La visite de Jean-Pierre Lacroix, chef des missions de maintien de la paix de l'ONU au Mali se poursuit. Il a eu un important entretien, mardi 26 juillet, avec le ministre malien des Affaires étrangères, Abdoulaye Diop. Les deux personnalités ont abordé entre autres sujets le dernier renouvellement du mandat de la mission de l'ONU au Mali. Sur ce sujet comme sur d'autres, l'heure semble être à l'apaisement. L'ambiance de travail entre les deux délégations est jusque-là sans tension. Le chef des missions de maintien de la paix de l'ONU estime même que sur le dernier renouvellement du mandat de la Minusma, qui a fait grincer les dents à Bamako, il y a désormais des convergences de vue. « Les choses finalement convergent bien, car d'un côté, on a une dynamique positive et, de l'autre, nous avons ce travail que nous allons faire totalement en commun et nous en avons parlé longuement avec le ministre Abdoulaye Diop », a dit Jean-Pierre Lacroix, le chef des missions de maintien de la paix de l'ONU. Prenant à son tour la parole lors d'une conférence de presse commune, le ministre malien des Affaires étrangères a voulu rassurer son hôte. « Le Mali souhaite continuer à travailler avec les Nations Unies, a déclaré Abdoulaye Diop, ministre malien des Affaires étrangères.
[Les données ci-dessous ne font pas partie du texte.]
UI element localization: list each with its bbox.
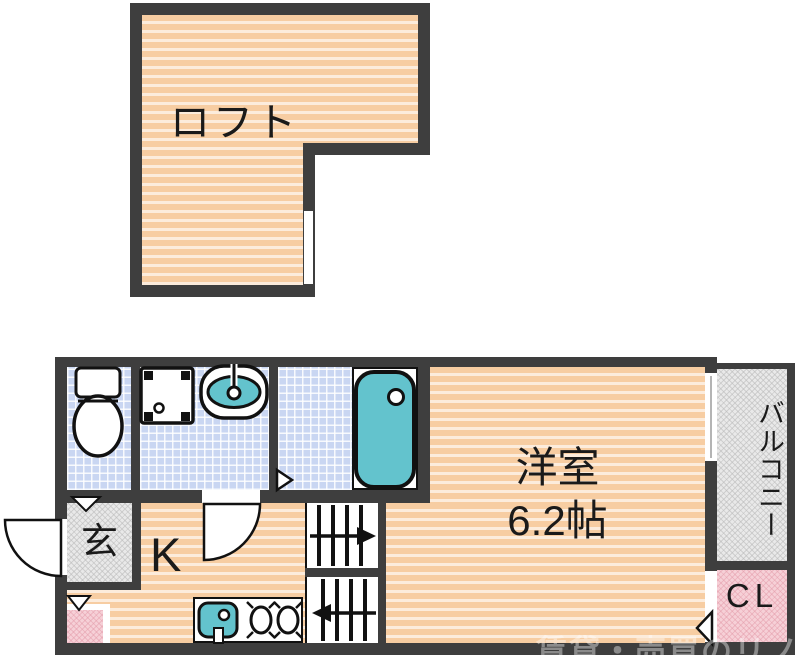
kitchen-label: K xyxy=(150,528,181,582)
watermark: 賃貸・売買のリノベ xyxy=(536,626,800,655)
stairs-down-arrow-icon xyxy=(312,604,376,622)
room-size: 6.2帖 xyxy=(455,495,660,548)
western-room-label: 洋室 6.2帖 xyxy=(455,442,660,547)
toilet-icon xyxy=(74,368,122,456)
loft-label: ロフト xyxy=(170,100,299,146)
washbasin-icon xyxy=(201,364,267,418)
stairs-up-arrow-icon xyxy=(310,527,376,545)
entrance-step-marker xyxy=(72,497,100,511)
entrance-label: 玄 xyxy=(67,521,132,564)
balcony-label: バルコニー xyxy=(720,376,784,562)
floor-plan: ロフト 洋室 6.2帖 K 玄 バルコニー CL 賃貸・売買のリノベ xyxy=(0,0,800,655)
kitchen-door-swing-icon xyxy=(204,504,260,560)
stove-burners-icon xyxy=(247,602,302,638)
room-name: 洋室 xyxy=(455,442,660,495)
kitchen-sink-icon xyxy=(199,603,237,643)
bathtub-icon xyxy=(356,372,414,487)
entrance-door-swing-icon xyxy=(5,520,61,576)
washing-machine-icon xyxy=(141,368,193,423)
shower-door-marker xyxy=(277,470,292,490)
shoe-cabinet-marker xyxy=(68,596,90,610)
closet-label: CL xyxy=(717,577,787,615)
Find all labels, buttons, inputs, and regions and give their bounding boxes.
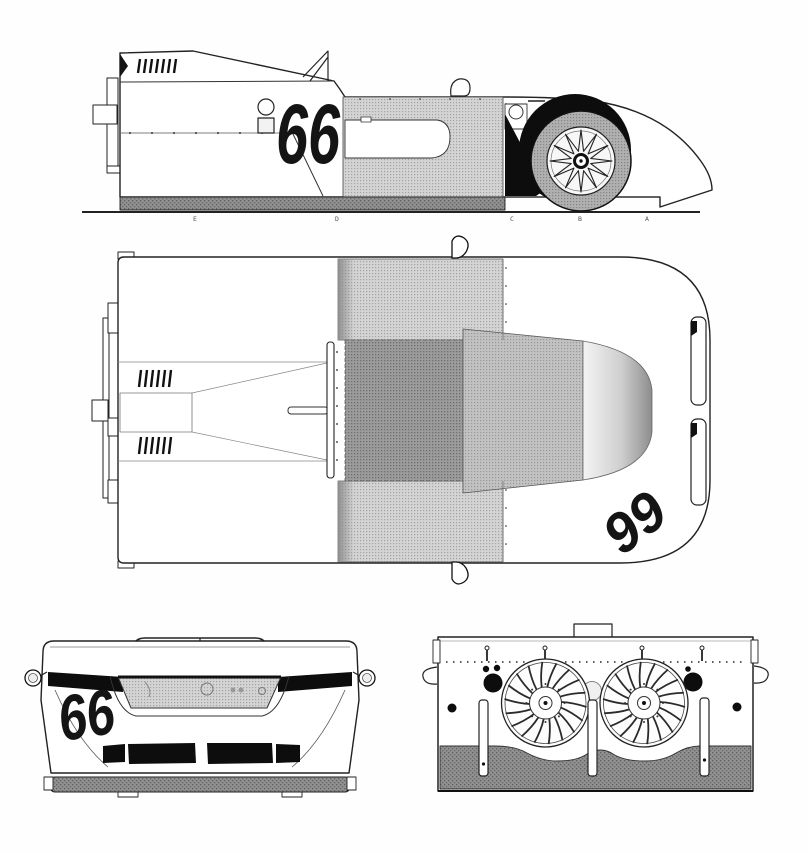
blueprint-canvas: 66 E D C B A (0, 0, 808, 853)
mirror-bottom (452, 562, 468, 584)
strut-pin-right (703, 758, 706, 761)
side-skirt (120, 197, 505, 210)
engine-cover-mid (463, 329, 583, 493)
ground-label-b: B (578, 215, 582, 223)
fuel-cap-circle (258, 99, 274, 115)
side-view: 66 E D C B A (82, 51, 712, 223)
strut-pin-left (482, 762, 485, 765)
windshield-mesh (118, 677, 281, 708)
front-view: 66 (25, 638, 375, 797)
top-view: 66 (92, 236, 710, 584)
hook-left (423, 667, 437, 684)
strip-edge-shade-upper (338, 259, 354, 340)
engine-bay-dark (345, 340, 467, 481)
top-mesh-strip-lower (338, 481, 503, 562)
front-cap-circle (509, 105, 523, 119)
drive-shaft (288, 407, 328, 414)
access-panel-square (258, 118, 274, 133)
mesh-inset-panel (345, 120, 450, 158)
tail-light-left (448, 704, 457, 713)
top-mesh-strip-upper (338, 259, 503, 340)
mirror-scoop (451, 79, 470, 96)
strip-edge-shade-lower (338, 481, 354, 562)
front-skirt (50, 777, 350, 792)
suction-fan-right (600, 659, 688, 747)
gearbox-outline (120, 393, 192, 432)
ground-label-c: C (510, 215, 514, 223)
ground-labels: E D C B A (193, 215, 649, 223)
racing-number-front: 66 (53, 675, 120, 755)
ground-label-d: D (335, 215, 339, 223)
hook-right (754, 666, 768, 683)
tail-light-right (733, 703, 742, 712)
racing-number-side: 66 (276, 87, 341, 181)
rear-view (423, 624, 768, 791)
ground-label-e: E (193, 215, 197, 223)
ground-label-a: A (645, 215, 649, 223)
mesh-latch (361, 117, 371, 122)
rear-bumper-plates (93, 78, 120, 173)
mirror-top (452, 236, 468, 258)
suction-fan-left (502, 659, 590, 747)
wing-pylon-plate (327, 342, 334, 478)
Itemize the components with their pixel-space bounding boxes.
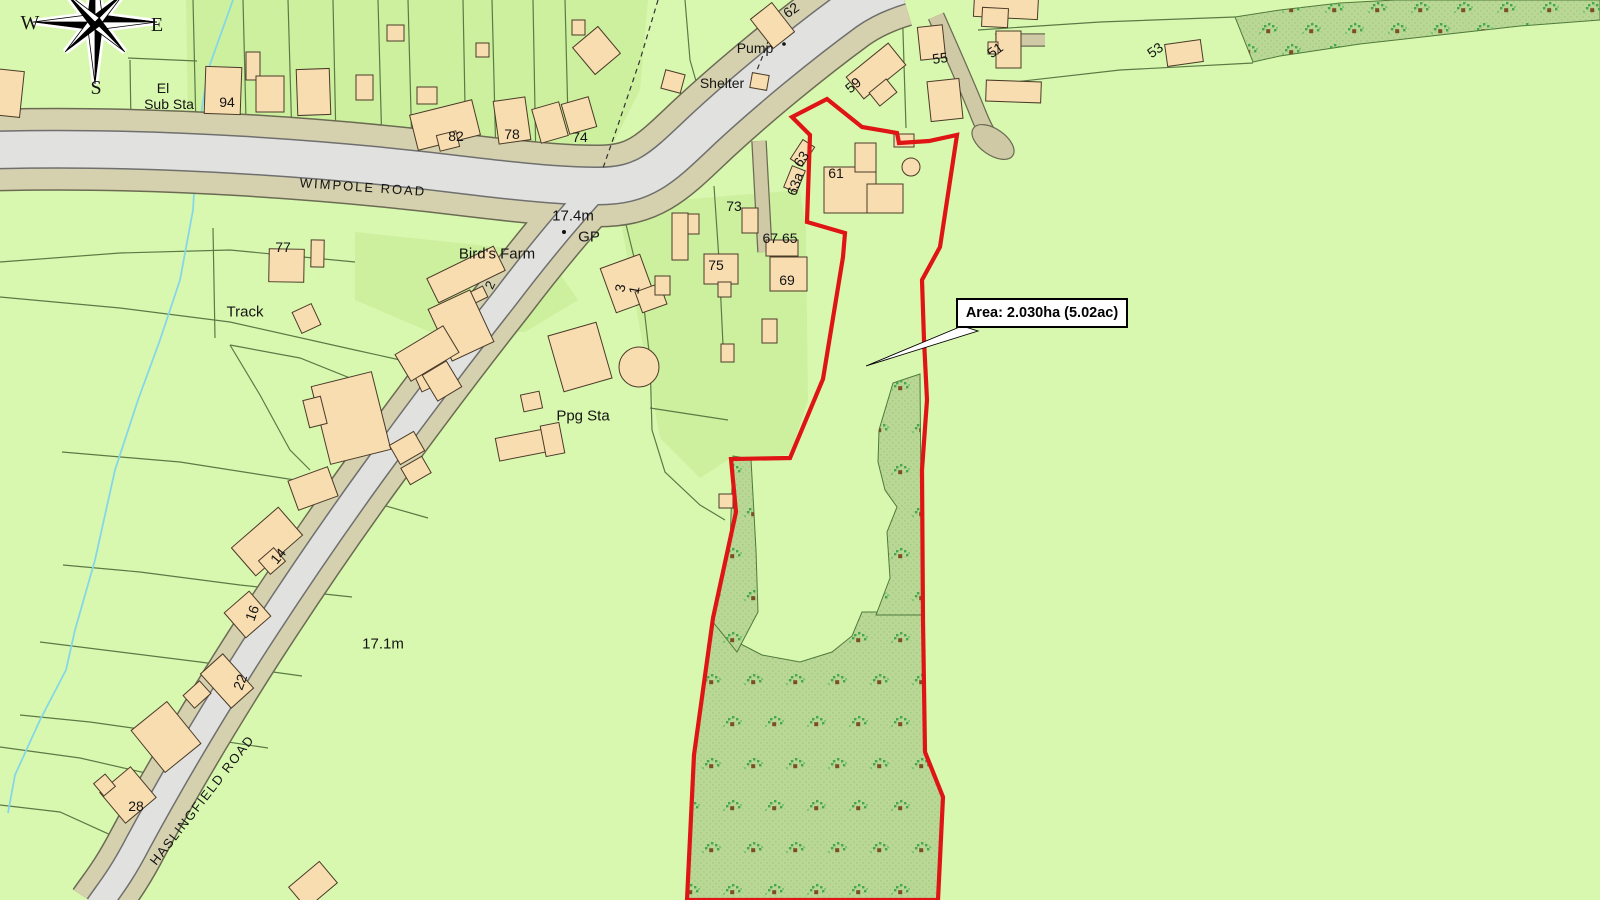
compass-letter-W: W (21, 12, 40, 34)
map-label-shelter: Shelter (700, 75, 745, 91)
map-label-73: 73 (726, 198, 742, 214)
map-label-75: 75 (708, 257, 724, 273)
map-label-94: 94 (219, 94, 235, 110)
area-annotation: Area: 2.030ha (5.02ac) (956, 298, 1128, 328)
compass-letter-E: E (151, 14, 163, 36)
map-label-74: 74 (572, 129, 588, 145)
pump-dot (782, 42, 786, 46)
map-label-61: 61 (828, 165, 844, 181)
map-label-78: 78 (504, 126, 520, 142)
map-label-69: 69 (779, 272, 795, 288)
map-label-17-4m: 17.4m (552, 208, 594, 225)
map-canvas: WESElSub Sta9482787462PumpShelter5955515… (0, 0, 1600, 900)
map-label-el: El (157, 80, 169, 96)
map-svg: WESElSub Sta9482787462PumpShelter5955515… (0, 0, 1600, 900)
map-label-pump: Pump (737, 40, 774, 56)
map-label-17-1m: 17.1m (362, 636, 404, 653)
compass-letter-S: S (90, 77, 101, 99)
map-label-track: Track (227, 304, 264, 321)
map-label-82: 82 (448, 128, 464, 144)
map-label-77: 77 (275, 239, 291, 255)
map-label-bird-s-farm: Bird's Farm (459, 246, 535, 263)
map-label-67-65: 67 65 (762, 230, 797, 246)
spot-height-dot (562, 230, 566, 234)
map-label-ppg-sta: Ppg Sta (556, 408, 610, 425)
map-label-55: 55 (931, 49, 949, 67)
map-label-gp: GP (578, 229, 600, 246)
map-label-sub-sta: Sub Sta (144, 96, 194, 112)
map-label-28: 28 (128, 798, 144, 814)
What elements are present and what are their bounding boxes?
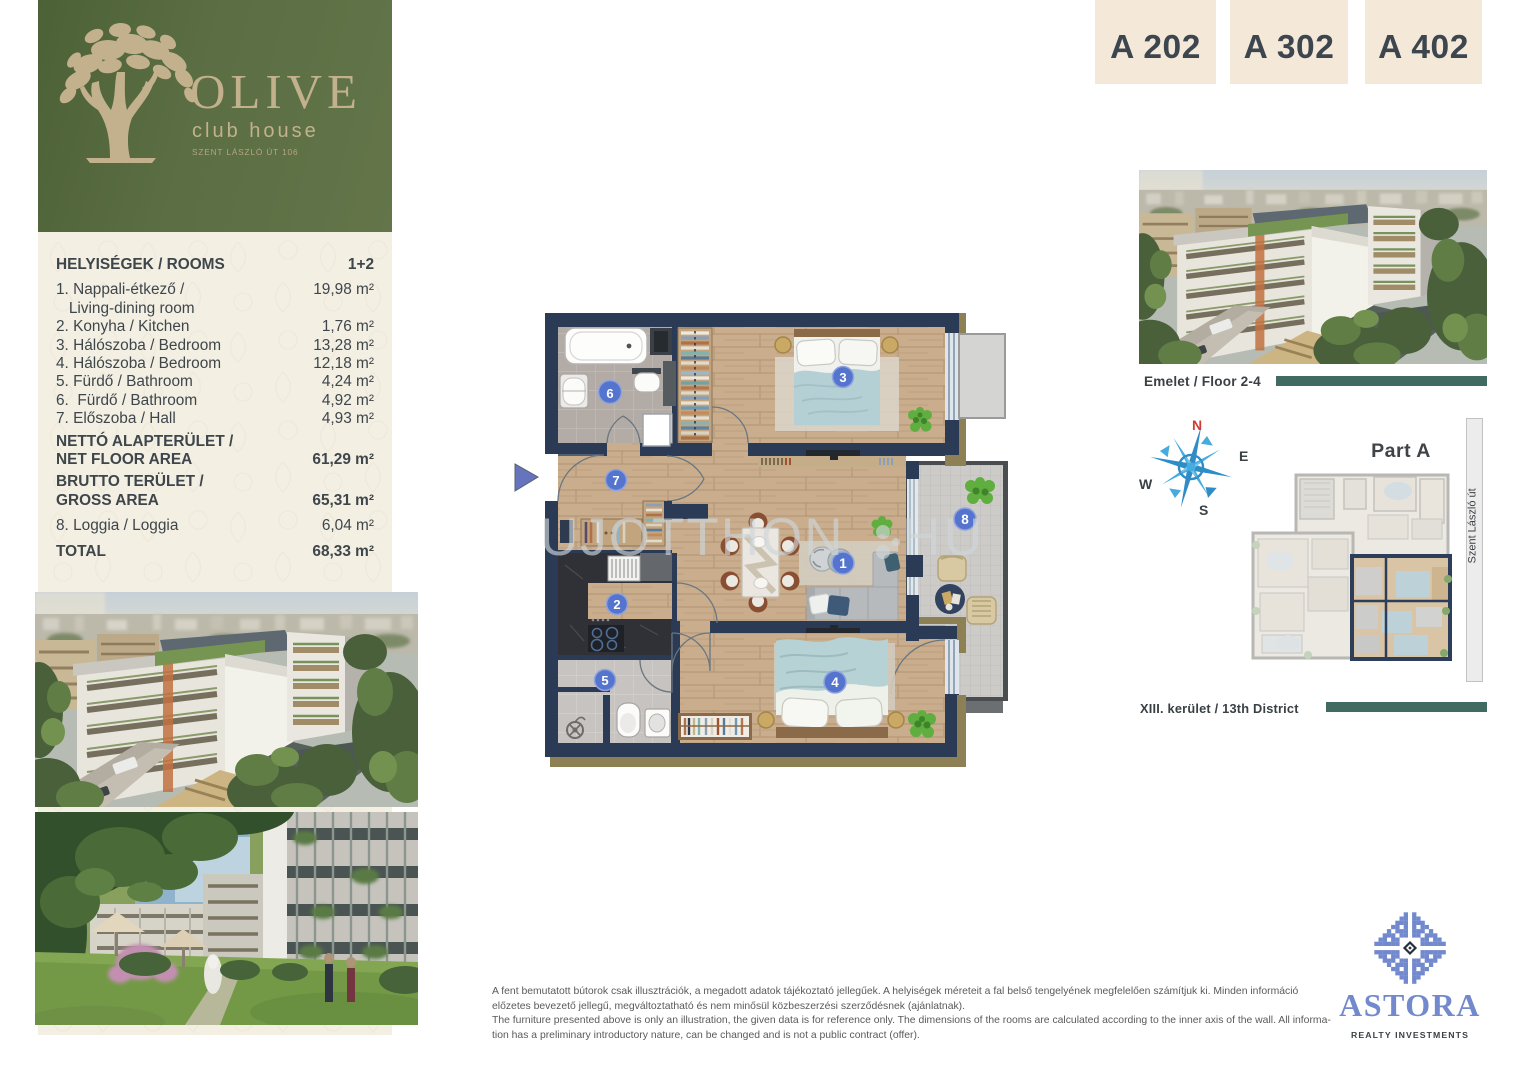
svg-text:4: 4 (831, 675, 839, 690)
svg-text:ASTORA: ASTORA (1339, 987, 1481, 1023)
svg-text:OLIVE: OLIVE (190, 64, 362, 119)
svg-text:W: W (1139, 476, 1153, 492)
svg-text:5: 5 (601, 673, 608, 688)
svg-text:HU: HU (902, 508, 986, 564)
svg-text:2: 2 (613, 597, 620, 612)
svg-text:REALTY INVESTMENTS: REALTY INVESTMENTS (1351, 1030, 1469, 1040)
svg-text:N: N (1192, 417, 1202, 433)
svg-text:SZENT LÁSZLÓ ÚT 106: SZENT LÁSZLÓ ÚT 106 (192, 147, 298, 157)
svg-text:3: 3 (839, 370, 846, 385)
svg-text:E: E (1239, 448, 1248, 464)
svg-text:UJOTTHON: UJOTTHON (540, 508, 845, 564)
svg-text:7: 7 (612, 473, 619, 488)
svg-text:club house: club house (192, 120, 319, 142)
svg-text:S: S (1199, 502, 1208, 518)
svg-text:6: 6 (606, 386, 613, 401)
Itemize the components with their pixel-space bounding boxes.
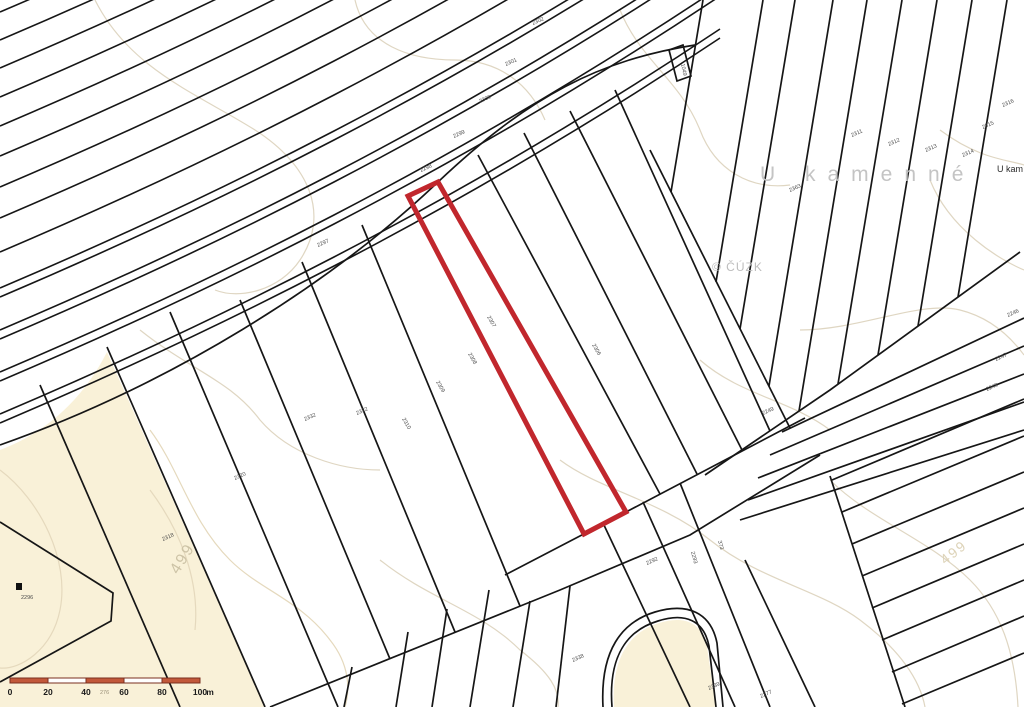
parcel-number-label: 2313	[924, 143, 938, 153]
building-symbol	[16, 583, 22, 590]
scale-bar-segment	[10, 678, 48, 683]
contour-elevation-label: 499	[937, 537, 970, 568]
parcel-number-label: 2293	[689, 551, 698, 564]
parcel-number-label: 2312	[887, 137, 901, 147]
parcel-number-label: 2310	[400, 417, 411, 431]
parcel-number-label: 2332	[303, 412, 317, 422]
parcel-number-label: 2296	[21, 595, 33, 601]
parcel-number-label: 2320	[233, 471, 247, 481]
cadastral-map-canvas[interactable]: U kamenné U kam © ČÚZK 499499 2302230123…	[0, 0, 1024, 707]
parcel-number-label: 2248	[985, 382, 999, 392]
copyright-watermark: © ČÚZK	[712, 259, 763, 274]
parcel-number-label: 2247	[994, 352, 1008, 362]
parcel-number-label: 2299	[452, 129, 466, 139]
parcel-number-label: 2249	[761, 406, 775, 416]
place-name-label: U kamenné	[760, 163, 975, 186]
parcel-number-label: 2297	[316, 238, 330, 248]
scale-bar-segment	[48, 678, 86, 683]
scale-bar-segment	[162, 678, 200, 683]
scale-bar-tick-label: 60	[119, 687, 129, 697]
map-viewport[interactable]: U kamenné U kam © ČÚZK 499499 2302230123…	[0, 0, 1024, 707]
parcel-number-label: 2301	[504, 57, 518, 67]
scale-bar-tick-label: 100	[193, 687, 207, 697]
parcel-number-label: 2311	[850, 129, 863, 139]
parcel-number-label: 2338	[571, 653, 585, 663]
landuse-tint-layer	[0, 352, 716, 707]
parcel-number-label: 2300	[478, 94, 492, 104]
scale-bar-segment	[124, 678, 162, 683]
highlighted-parcel-outline[interactable]	[408, 182, 626, 534]
parcel-number-label: 2315	[981, 120, 995, 130]
parcel-number-label: 276	[100, 690, 109, 696]
parcel-number-label: 1049	[679, 63, 687, 76]
place-name-label-partial: U kam	[997, 164, 1023, 174]
scale-bar-unit-label: m	[206, 687, 214, 697]
beige-area-bottom-center	[614, 620, 716, 707]
parcel-number-label: 2316	[1001, 98, 1015, 108]
scale-bar-segment	[86, 678, 124, 683]
parcel-number-label: 2314	[961, 148, 975, 158]
parcel-number-label: 2246	[1006, 308, 1020, 318]
scale-bar-tick-label: 40	[81, 687, 91, 697]
parcel-number-label: 2322	[355, 406, 369, 416]
scale-bar-tick-label: 80	[157, 687, 167, 697]
parcel-number-label: 2292	[645, 556, 659, 566]
parcel-number-label: 2307	[485, 315, 496, 329]
parcel-number-label: 2306	[590, 343, 601, 357]
parcel-number-label: 2309	[434, 380, 445, 394]
parcel-number-label: 2308	[466, 352, 477, 366]
scale-bar-tick-label: 20	[43, 687, 53, 697]
parcel-number-label: 373	[716, 540, 724, 550]
parcel-number-label: 2302	[531, 16, 545, 26]
scale-bar-tick-label: 0	[8, 687, 13, 697]
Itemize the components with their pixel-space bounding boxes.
Ce que le Mali a souhaité, c'est que le travail puisse se faire dans le respect de la souveraineté du Mali ». Le dialogue avec l'ONU sera permanent, a ajouté le chef de la diplomatie malienne, qui joue également à l'apaisement sur un autre sujet, celui des 49 militaires ivoiriens arrêtés à Bamako, il y a environ deux semaines.